En ese informe se pide tener en cuenta que Adorna pudo haber sufrido al momento de cometer el doble crimen una "alteración transitoria de sus facultades mentales" y por ende podría "contemplarse la figura de homicidio atenuado por esa circunstancia".

El criterio del asesor de menores que redactó el informe es que el adolescente "no debe ser penado sino sometido a un tratamiento tutelar hasta los 21 años, para una posterior evaluación".

Pero en su alegato, la fiscal Donni de Donati recordó el dictamen del forense Carlos Elías, quien sostuvo que el joven homicida entendió el significado de la conducta asumida y destacó que en la primera etapa del proceso, y para autojustificarse, "mintió deliberadamente al aceptar que consumía compulsivamente variadas drogas, que los exámenes biológicos no corroboraron".

Bedouret, en cambio, al solicitar la inimputabilidad de su defendido, esgrimió el argumento de que el joven era incapaz en esos momentos de comprender sus actos, aludiendo a la ingesta de drogas y a la tensa situación existente por entonces en el seno de la familia Adorna.

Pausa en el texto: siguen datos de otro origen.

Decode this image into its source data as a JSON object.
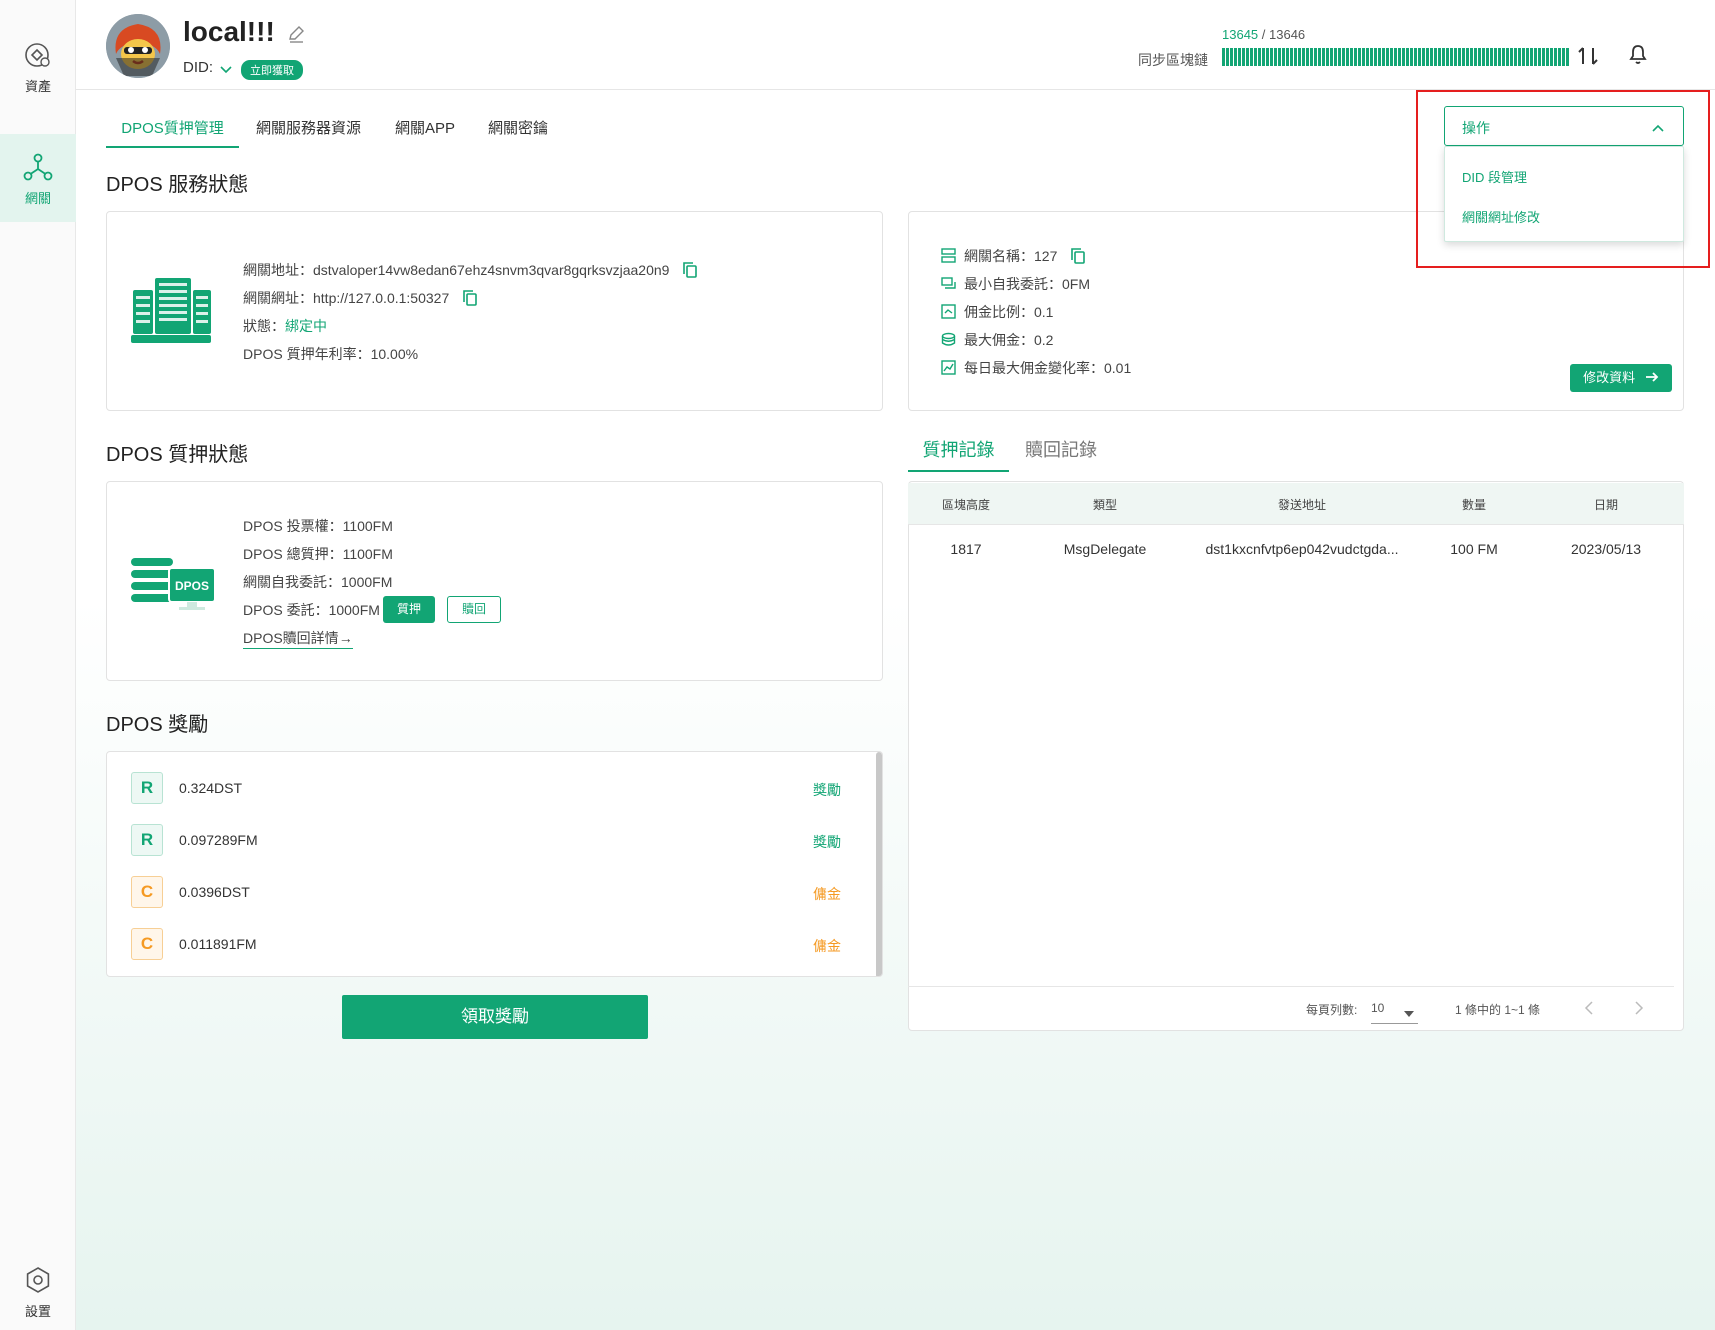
{
  "sidebar": {
    "items": [
      {
        "label": "資產",
        "icon": "asset-icon"
      },
      {
        "label": "網關",
        "icon": "gateway-icon"
      },
      {
        "label": "設置",
        "icon": "settings-icon"
      }
    ]
  },
  "header": {
    "node_name": "local!!!",
    "did_label": "DID:",
    "did_badge": "立即獲取",
    "sync_label": "同步區塊鏈",
    "sync_current": "13645",
    "sync_separator": " / ",
    "sync_total": "13646"
  },
  "tabs": [
    "DPOS質押管理",
    "網關服務器資源",
    "網關APP",
    "網關密鑰"
  ],
  "operation": {
    "label": "操作",
    "menu": [
      "DID 段管理",
      "網關網址修改"
    ]
  },
  "service_status": {
    "title": "DPOS 服務狀態",
    "address_label": "網關地址：",
    "address_value": "dstvaloper14vw8edan67ehz4snvm3qvar8gqrksvzjaa20n9",
    "url_label": "網關網址：",
    "url_value": "http://127.0.0.1:50327",
    "state_label": "狀態：",
    "state_value": "綁定中",
    "apr_label": "DPOS 質押年利率：",
    "apr_value": "10.00%"
  },
  "gateway_info": {
    "name_label": "網關名稱：",
    "name_value": "127",
    "min_self_label": "最小自我委託：",
    "min_self_value": "0FM",
    "commission_label": "佣金比例：",
    "commission_value": "0.1",
    "max_commission_label": "最大佣金：",
    "max_commission_value": "0.2",
    "max_change_label": "每日最大佣金變化率：",
    "max_change_value": "0.01",
    "edit_button": "修改資料"
  },
  "stake_status": {
    "title": "DPOS 質押狀態",
    "icon_text": "DPOS",
    "voting_label": "DPOS 投票權：",
    "voting_value": "1100FM",
    "total_label": "DPOS 總質押：",
    "total_value": "1100FM",
    "self_label": "網關自我委託：",
    "self_value": "1000FM",
    "delegate_label": "DPOS 委託：",
    "delegate_value": "1000FM",
    "stake_button": "質押",
    "redeem_button": "贖回",
    "redeem_detail_link": "DPOS贖回詳情"
  },
  "rewards": {
    "title": "DPOS 獎勵",
    "items": [
      {
        "badge": "R",
        "amount": "0.324DST",
        "type": "獎勵"
      },
      {
        "badge": "R",
        "amount": "0.097289FM",
        "type": "獎勵"
      },
      {
        "badge": "C",
        "amount": "0.0396DST",
        "type": "傭金"
      },
      {
        "badge": "C",
        "amount": "0.011891FM",
        "type": "傭金"
      }
    ],
    "claim_button": "領取獎勵"
  },
  "records": {
    "tabs": [
      "質押記錄",
      "贖回記錄"
    ],
    "columns": [
      "區塊高度",
      "類型",
      "發送地址",
      "數量",
      "日期"
    ],
    "rows": [
      {
        "height": "1817",
        "type": "MsgDelegate",
        "sender": "dst1kxcnfvtp6ep042vudctgda...",
        "amount": "100 FM",
        "date": "2023/05/13"
      }
    ],
    "rows_per_page_label": "每頁列數:",
    "rows_per_page_value": "10",
    "range_text": "1 條中的 1~1 條"
  },
  "colors": {
    "accent": "#12a574",
    "commission": "#f59a23",
    "highlight_border": "#e51e1e"
  }
}
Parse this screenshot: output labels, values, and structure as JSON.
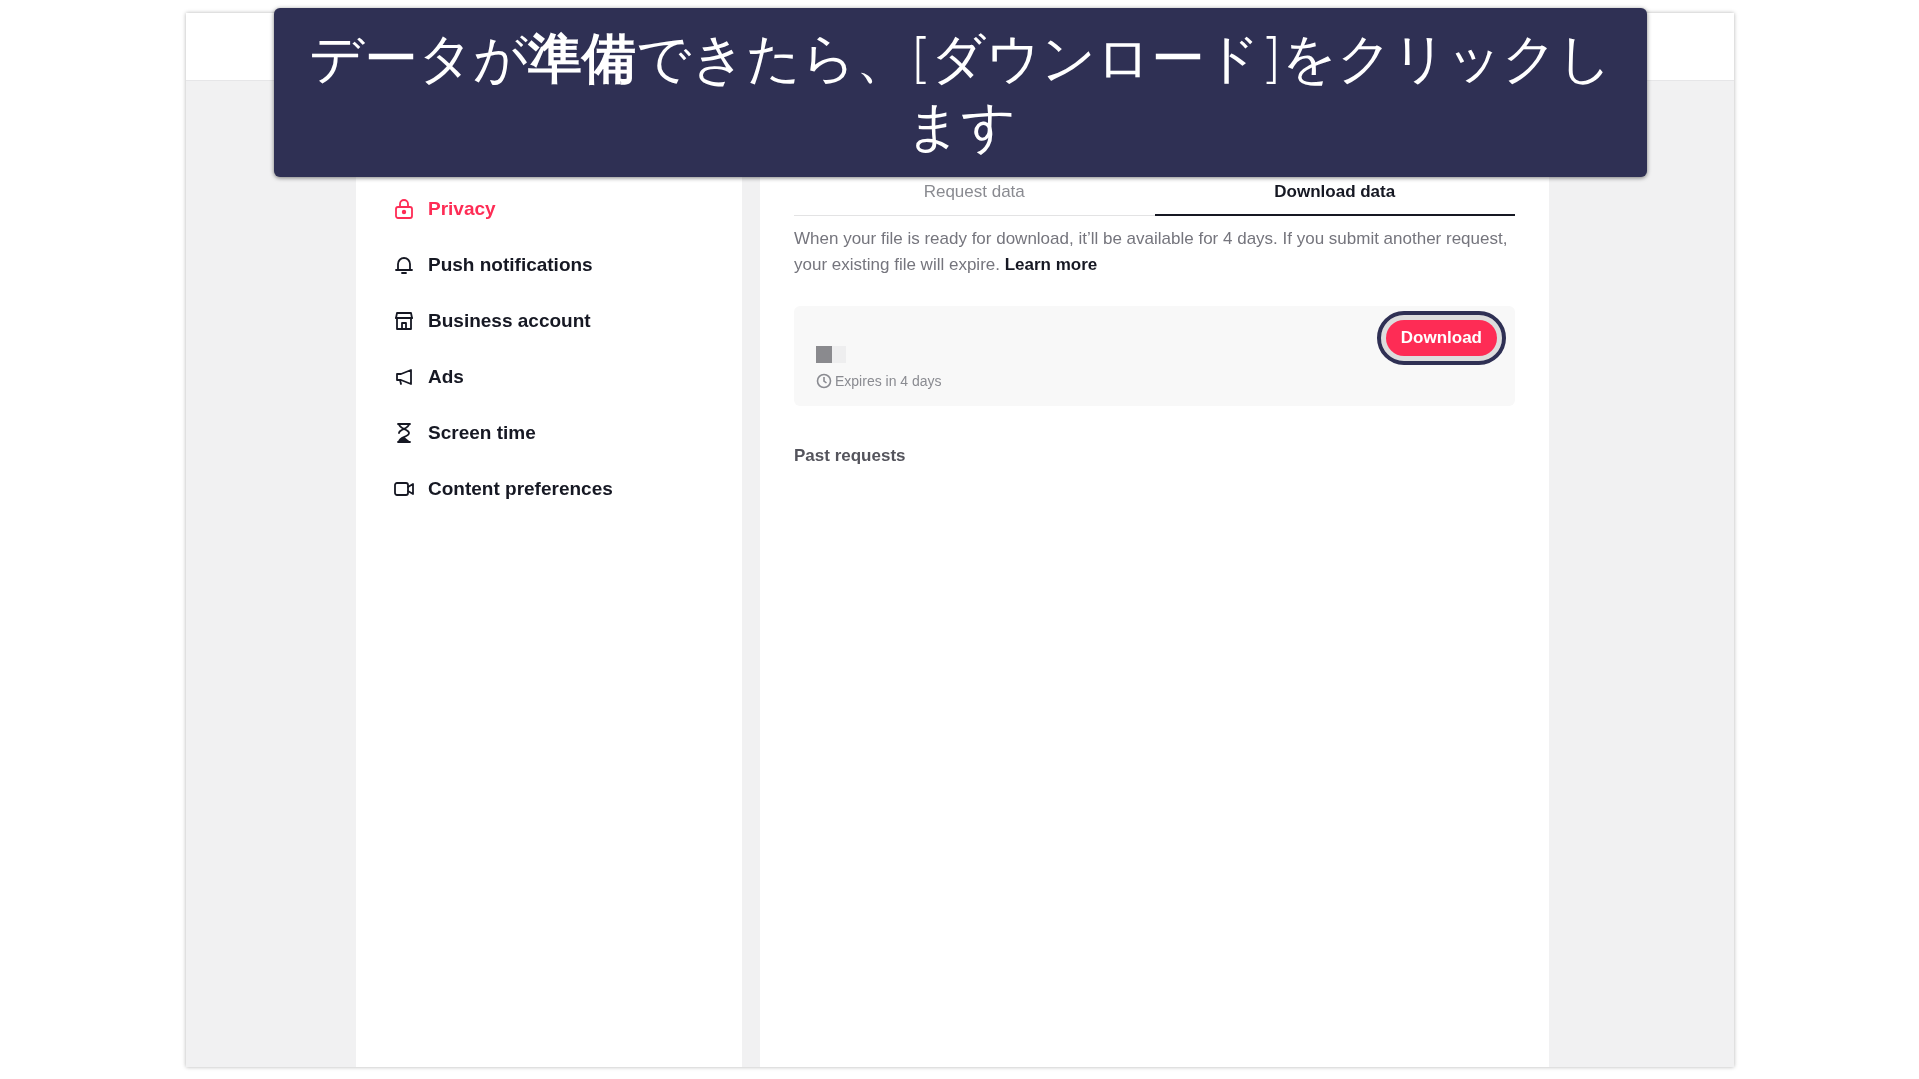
{
  "banner": {
    "text": "データが**準備**できたら、[ダウンロード]をクリックします"
  },
  "sidebar": {
    "items": [
      {
        "label": "Privacy",
        "selected": true
      },
      {
        "label": "Push notifications",
        "selected": false
      },
      {
        "label": "Business account",
        "selected": false
      },
      {
        "label": "Ads",
        "selected": false
      },
      {
        "label": "Screen time",
        "selected": false
      },
      {
        "label": "Content preferences",
        "selected": false
      }
    ]
  },
  "tabs": [
    {
      "label": "Request data",
      "selected": false
    },
    {
      "label": "Download data",
      "selected": true
    }
  ],
  "description": {
    "text": "When your file is ready for download, it’ll be available for 4 days. If you submit another request, your existing file will expire.",
    "link": "Learn more"
  },
  "file_card": {
    "expiry": "Expires in 4 days",
    "button": {
      "label": "Download",
      "focused": true
    }
  },
  "past_requests": {
    "title": "Past requests"
  }
}
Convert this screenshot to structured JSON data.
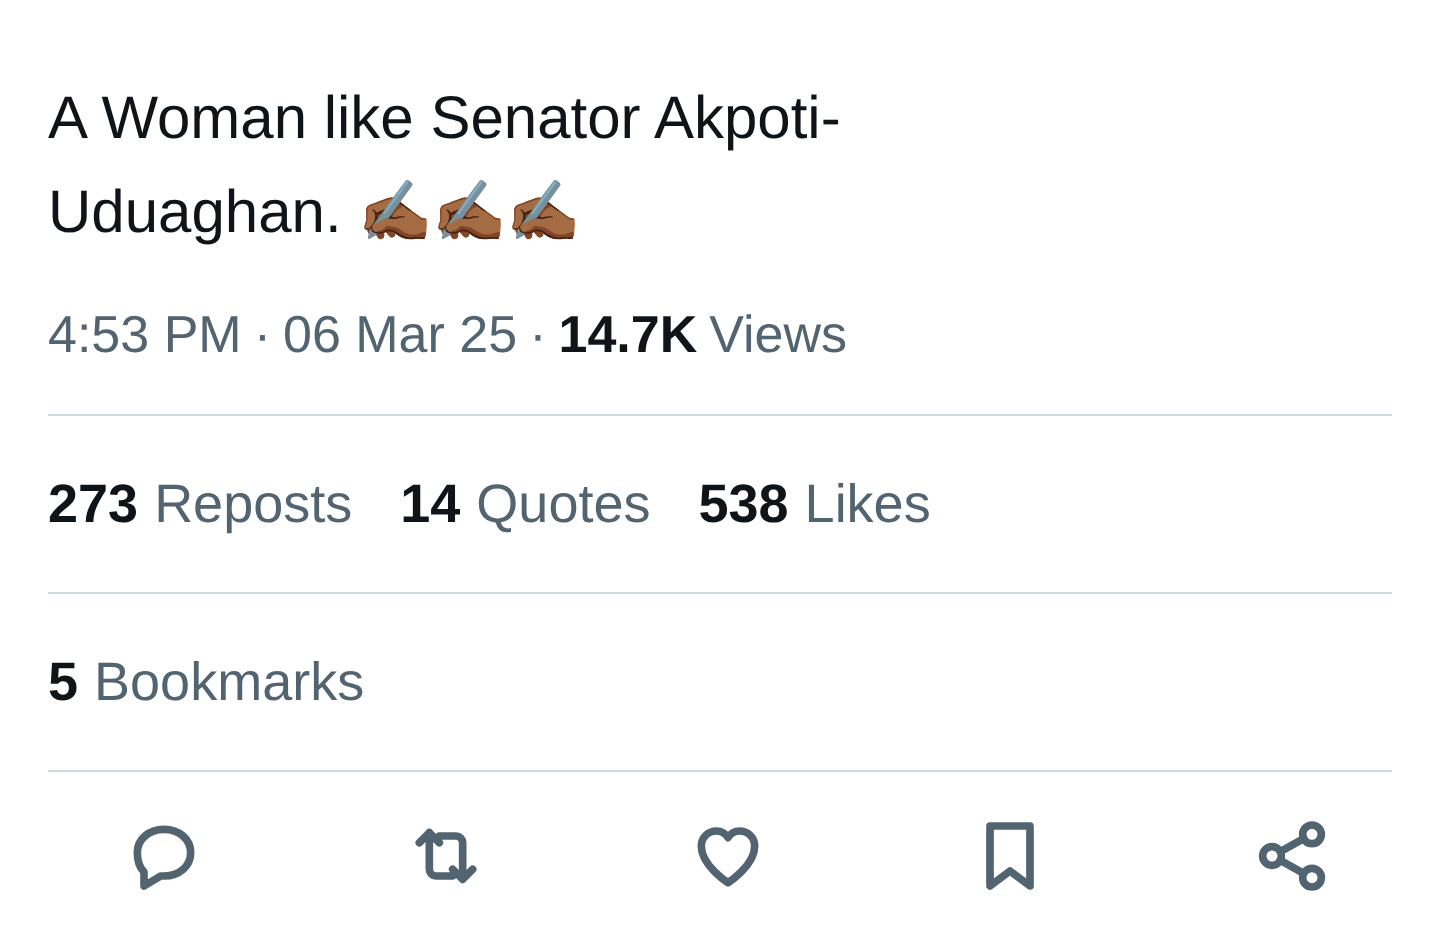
{
  "tweet": {
    "text": "A Woman like Senator Akpoti-Uduaghan. ✍🏾✍🏾✍🏾"
  },
  "meta": {
    "time": "4:53 PM",
    "separator_1": "·",
    "date": "06 Mar 25",
    "separator_2": "·",
    "views_count": "14.7K",
    "views_label": "Views"
  },
  "stats": [
    {
      "count": "273",
      "label": "Reposts"
    },
    {
      "count": "14",
      "label": "Quotes"
    },
    {
      "count": "538",
      "label": "Likes"
    }
  ],
  "bookmarks": {
    "count": "5",
    "label": "Bookmarks"
  }
}
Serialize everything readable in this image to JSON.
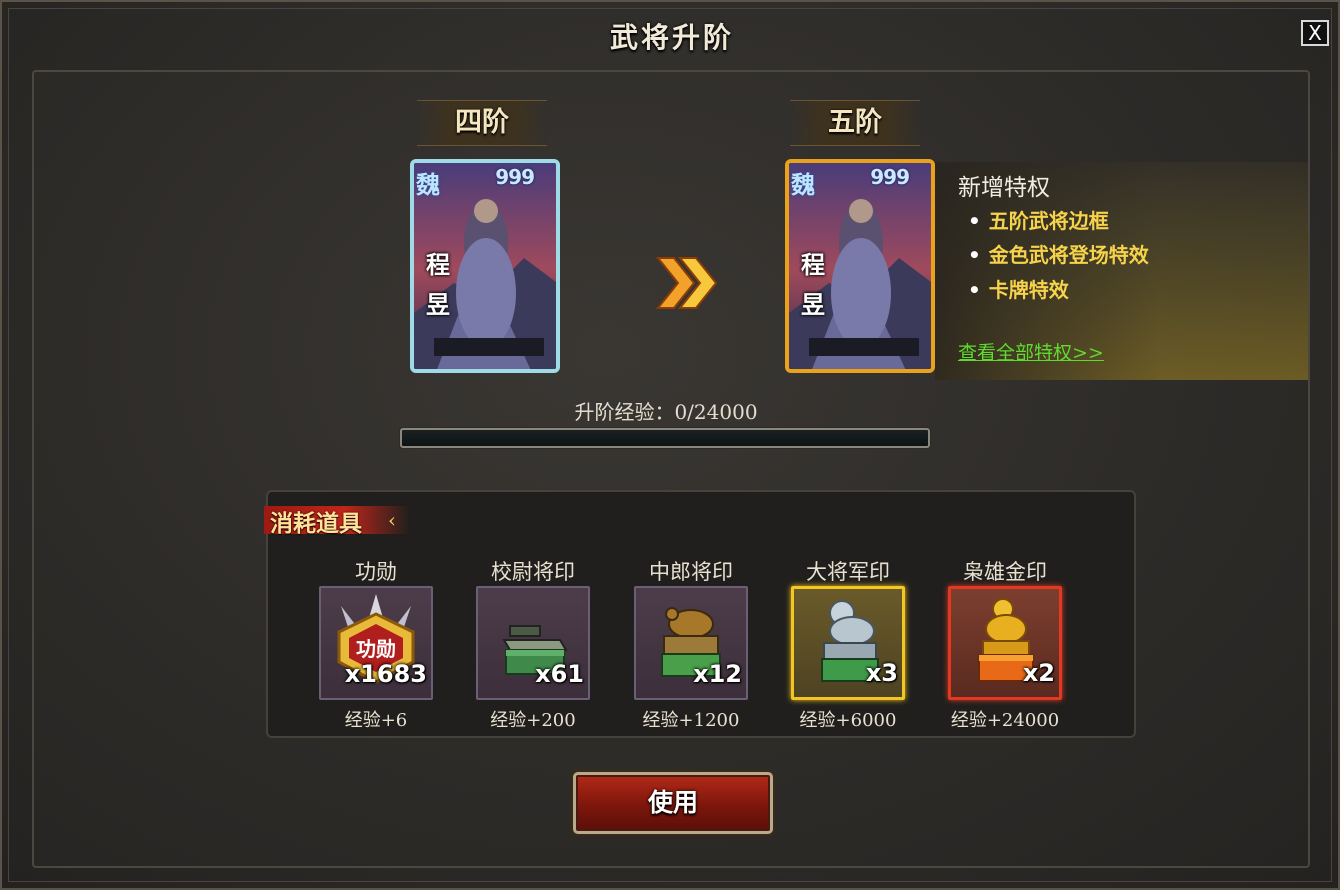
{
  "window": {
    "title": "武将升阶",
    "close_label": "X"
  },
  "current_rank": {
    "label": "四阶",
    "general_name": "程昱",
    "name_chars": [
      "程",
      "昱"
    ],
    "card_mark": "魏",
    "card_stars": "999",
    "frame_color": "#9fdbe6"
  },
  "next_rank": {
    "label": "五阶",
    "general_name": "程昱",
    "name_chars": [
      "程",
      "昱"
    ],
    "card_mark": "魏",
    "card_stars": "999",
    "frame_color": "#e9a21a"
  },
  "privileges": {
    "title": "新增特权",
    "items": [
      "五阶武将边框",
      "金色武将登场特效",
      "卡牌特效"
    ],
    "view_all_link": "查看全部特权>>"
  },
  "upgrade_exp": {
    "text": "升阶经验：0/24000",
    "current": 0,
    "max": 24000
  },
  "consumables": {
    "title": "消耗道具",
    "items": [
      {
        "name": "功勋",
        "count": "x1683",
        "exp": "经验+6",
        "icon": "merit-badge-icon",
        "state": "normal"
      },
      {
        "name": "校尉将印",
        "count": "x61",
        "exp": "经验+200",
        "icon": "green-seal-box-icon",
        "state": "normal"
      },
      {
        "name": "中郎将印",
        "count": "x12",
        "exp": "经验+1200",
        "icon": "bronze-turtle-seal-icon",
        "state": "normal"
      },
      {
        "name": "大将军印",
        "count": "x3",
        "exp": "经验+6000",
        "icon": "silver-lion-seal-icon",
        "state": "gold"
      },
      {
        "name": "枭雄金印",
        "count": "x2",
        "exp": "经验+24000",
        "icon": "gold-dragon-seal-icon",
        "state": "red"
      }
    ]
  },
  "actions": {
    "use_label": "使用"
  },
  "colors": {
    "privilege_item": "#f6d34b",
    "link": "#5fdb30",
    "button": "#9a1f12"
  }
}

La estrategia de la defensa se centró en los estudios psiquiátricos y psicológicos a los que fue sometido el joven, quien ahora tiene 19 años y que ayer concurrió a la audiencia acompañado de su madre.

Bedouret alegó que "la conclusión médica es que el chico tiene una patología mental grave", que "algunos médicos la definen con el nombre de fronteriza".